Though the impact of the Affordable Care Act (ACA) on medical malpractice insurance remains a bit of a puzzle, three insurance experts pieced together likely effects at an insurance conference for actuaries in late-May in New York.
Forecasting a coherent future from sparse data can be difficult, but it’s a skill casualty actuaries have gained through years of experience. There aren’t a lot of data yet—and the facts that do exist are subject to more political spin than usual. Still, two casualty actuaries and a veteran medical malpractice underwriter were able to use demographic and health industry trends to predict how the medical malpractice world could change over the next decade.
They gave their forecasts at the Casualty Actuarial Society’s Seminar on Reinsurance in New York, in a session titled, “The Impact of the Affordable Care Act on Medical Professional Liability – an Update.”
Through early April, seven to eight million people had signed up for health care through insurance exchanges, noted Elke Kirsten-Brauer, executive vice president and chief underwriting officer of MGIS, -a leading national insurance program manager for medical professionals. She said about one-fourth did not have insurance before; within a few years, more than 22 million people will gain health insurance.
The mere presence of more insureds will increase the number of medical malpractice claims, Kirsten-Brauer said. Compounding the issue is the fact that they are largely unfamiliar with the health care system.
“These are people who have never gone through the system,” she said. “We need to educate them” on matters that will seem trivial.
An example she shared: A patient visits a medical office for the first time. The patient is escorted to an examining room where a nurse checks her blood pressure and leaves. The patient thinks that is the end of the visit and goes home.

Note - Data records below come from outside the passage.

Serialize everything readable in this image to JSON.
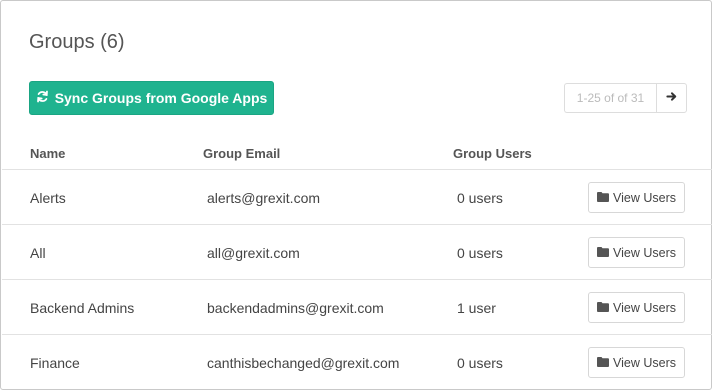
{
  "header": {
    "title": "Groups (6)",
    "sync_button_label": "Sync Groups from Google Apps",
    "sync_icon": "refresh-icon"
  },
  "pagination": {
    "info": "1-25 of of 31",
    "next_icon": "arrow-right-icon"
  },
  "table": {
    "columns": [
      "Name",
      "Group Email",
      "Group Users"
    ],
    "view_button_label": "View Users",
    "view_button_icon": "folder-icon",
    "rows": [
      {
        "name": "Alerts",
        "email": "alerts@grexit.com",
        "users": "0 users"
      },
      {
        "name": "All",
        "email": "all@grexit.com",
        "users": "0 users"
      },
      {
        "name": "Backend Admins",
        "email": "backendadmins@grexit.com",
        "users": "1 user"
      },
      {
        "name": "Finance",
        "email": "canthisbechanged@grexit.com",
        "users": "0 users"
      }
    ]
  },
  "colors": {
    "accent": "#1fb38f",
    "border": "#c9c9c9"
  }
}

The doctor never sees her.
Absent any help understanding the system, Kirsten-Brauer predicted, patients like that will be more likely to sue.

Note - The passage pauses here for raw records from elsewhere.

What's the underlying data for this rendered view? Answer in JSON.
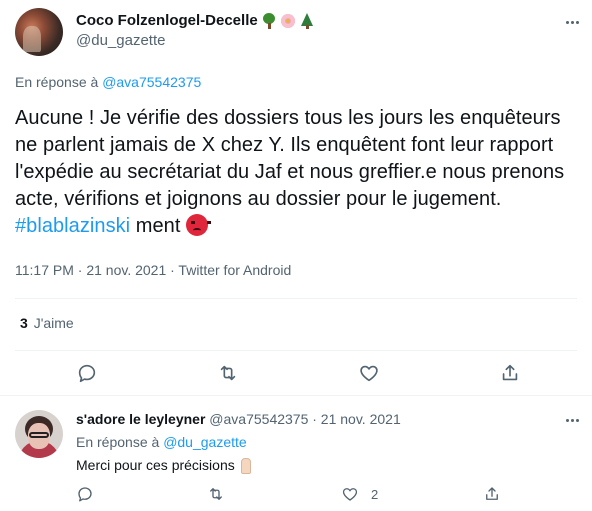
{
  "tweet": {
    "display_name": "Coco Folzenlogel-Decelle",
    "name_emojis": [
      "tree-icon",
      "flower-icon",
      "fir-tree-icon"
    ],
    "handle": "@du_gazette",
    "reply_prefix": "En réponse à",
    "reply_handle": "@ava75542375",
    "text_main": "Aucune ! Je vérifie des dossiers tous les jours les enquêteurs ne parlent jamais de X chez Y. Ils enquêtent font leur rapport  l'expédie au secrétariat du Jaf et nous greffier.e nous prenons acte, vérifions et joignons au dossier pour le jugement. ",
    "hashtag": "#blablazinski",
    "text_tail": " ment",
    "meta": "11:17 PM · 21 nov. 2021 · Twitter for Android",
    "likes_count": "3",
    "likes_label": "J'aime"
  },
  "reply": {
    "display_name": "s'adore le leyleyner",
    "handle_date": "@ava75542375 · 21 nov. 2021",
    "reply_prefix": "En réponse à",
    "reply_handle": "@du_gazette",
    "text": "Merci pour ces précisions",
    "like_count": "2"
  },
  "colors": {
    "text": "#0f1419",
    "secondary": "#536471",
    "link": "#1d9bf0",
    "divider": "#eff3f4"
  }
}
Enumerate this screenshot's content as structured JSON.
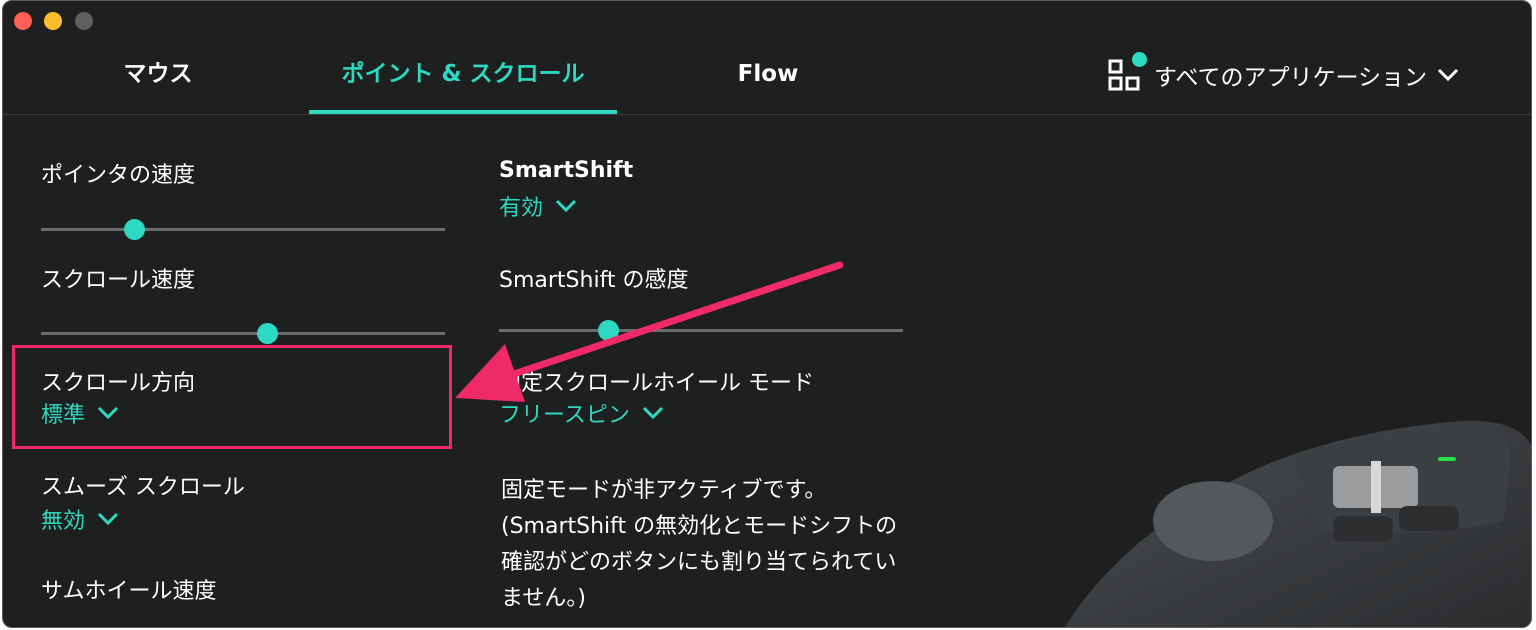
{
  "tabs": {
    "mouse": "マウス",
    "point_scroll": "ポイント & スクロール",
    "flow": "Flow"
  },
  "apps_selector": {
    "label": "すべてのアプリケーション"
  },
  "settings": {
    "pointer_speed": {
      "label": "ポインタの速度",
      "value": 0.23
    },
    "scroll_speed": {
      "label": "スクロール速度",
      "value": 0.56
    },
    "scroll_direction": {
      "label": "スクロール方向",
      "value": "標準"
    },
    "smooth_scroll": {
      "label": "スムーズ スクロール",
      "value": "無効"
    },
    "thumb_wheel_speed": {
      "label": "サムホイール速度"
    },
    "smartshift": {
      "label": "SmartShift",
      "value": "有効"
    },
    "smartshift_sensitivity": {
      "label": "SmartShift の感度",
      "value": 0.27
    },
    "fixed_wheel_mode": {
      "label": "固定スクロールホイール モード",
      "value": "フリースピン"
    },
    "fixed_mode_note": "固定モードが非アクティブです。(SmartShift の無効化とモードシフトの確認がどのボタンにも割り当てられていません。)"
  },
  "colors": {
    "accent": "#2ed9c3",
    "highlight": "#ee2a68",
    "background": "#1e1f1f"
  }
}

Another important trend: The doctor-patient relationship is becoming diluted. The old model of a single doctor diagnosing a patient’s problem, then participating heavily at every step of treatment is giving way to expanded care teams.
This is best seen with a new sort of doctor: the hospitalist. As casualty actuary Kevin Bingham of Deloitte Consulting explained, the term was coined in 1996 and is just now coming into vogue. These are doctors who monitor the hospital stays of patients, a job that the patients’ physician would have taken on in the past.
The hospitalist is part of the new paradigm, with some parts looking familiar but other less so. The physician still diagnoses outside the hospital, the surgeon still operates. But nurses are taking on larger roles in the doctor’s office and the hospitalist picks up medical center duties. The physician re-enters for out-of-hospital follow-up.
Under this new model, patients are far less likely to be treated by a single professional. The series of professionals they move through are part of an accountable care organization, often referred to by the acronym ACO.
Thanks in large part to Affordable Care Act, ACOs are growing rapidly. Hospitals are buying small physician practices countrywide, hiring the doctors and nurses, and blending them all into ACOs.
The new model bears a new set of risks for medical malpractice insurers, Bingham said. There is no continuity of care, as patients are handed off from professional to professional. They lose the personal connection to the medical community.
“That’s how most med mal claims start,” Bingham said, “with a loss of connection with the patient.”
On the other hand, as hospitals buy up practices, the market for med mal for physicians shrinks. The exposure shifts to the hospitals that employ them.
Hospitals, being much larger than a physicians’ practice, will absorb more of that risk, said Brian Ingle, an executive vice president at Willis Re and Fellow of the Casualty Actuarial Society, leaving insurers to compete harder for malpractice premiums.
Meanwhile, the ACO will standardize treatment methods. Usually the standardized method will be sound. Occasionally, Ingle noted, it will not be. Responsibility could trace back to the deep-pocketed hospital. Suddenly, med mal insurers could be facing a mass tort—at an extreme, the “next asbestos” the property/casualty industry dreads.
In response, Ingle said, insurers are considering expanding their medical malpractice coverage to handle exposures usually left to errors and omissions or directors and officers policies.
While the ACA plays out, important demographic trends also will affect medical malpractice.
- Americans are aging, as the baby boom generation reaches retirement age. Older patients often have more complaints, which translates into more care needs in an already overburdened system and an ever growing provider shortage.
- Physicians are getting older, too, and want to enjoy a better work-life balance, moving down from a 60-hour work week to 45 or so.
- Americans are getting heavier, leading to more cases of diabetes and more joint ailments like bad knees and hips.
All of these trends portend higher med mal exposures, Bingham pointed out.
Taken together, the changes mean risk management is more important than ever, Kirsten-Brauer said. Insurers need to use data to promote quality and patient safety and satisfaction. They must adjust their knowledge of the past to meet the exposures of the future.
“We need to train our underwriters and actuaries,” she said, “to challenge them to look at the actual risk exposure” and not just rely on the tools of the past. We have to listen to our insureds to meet our challenges.”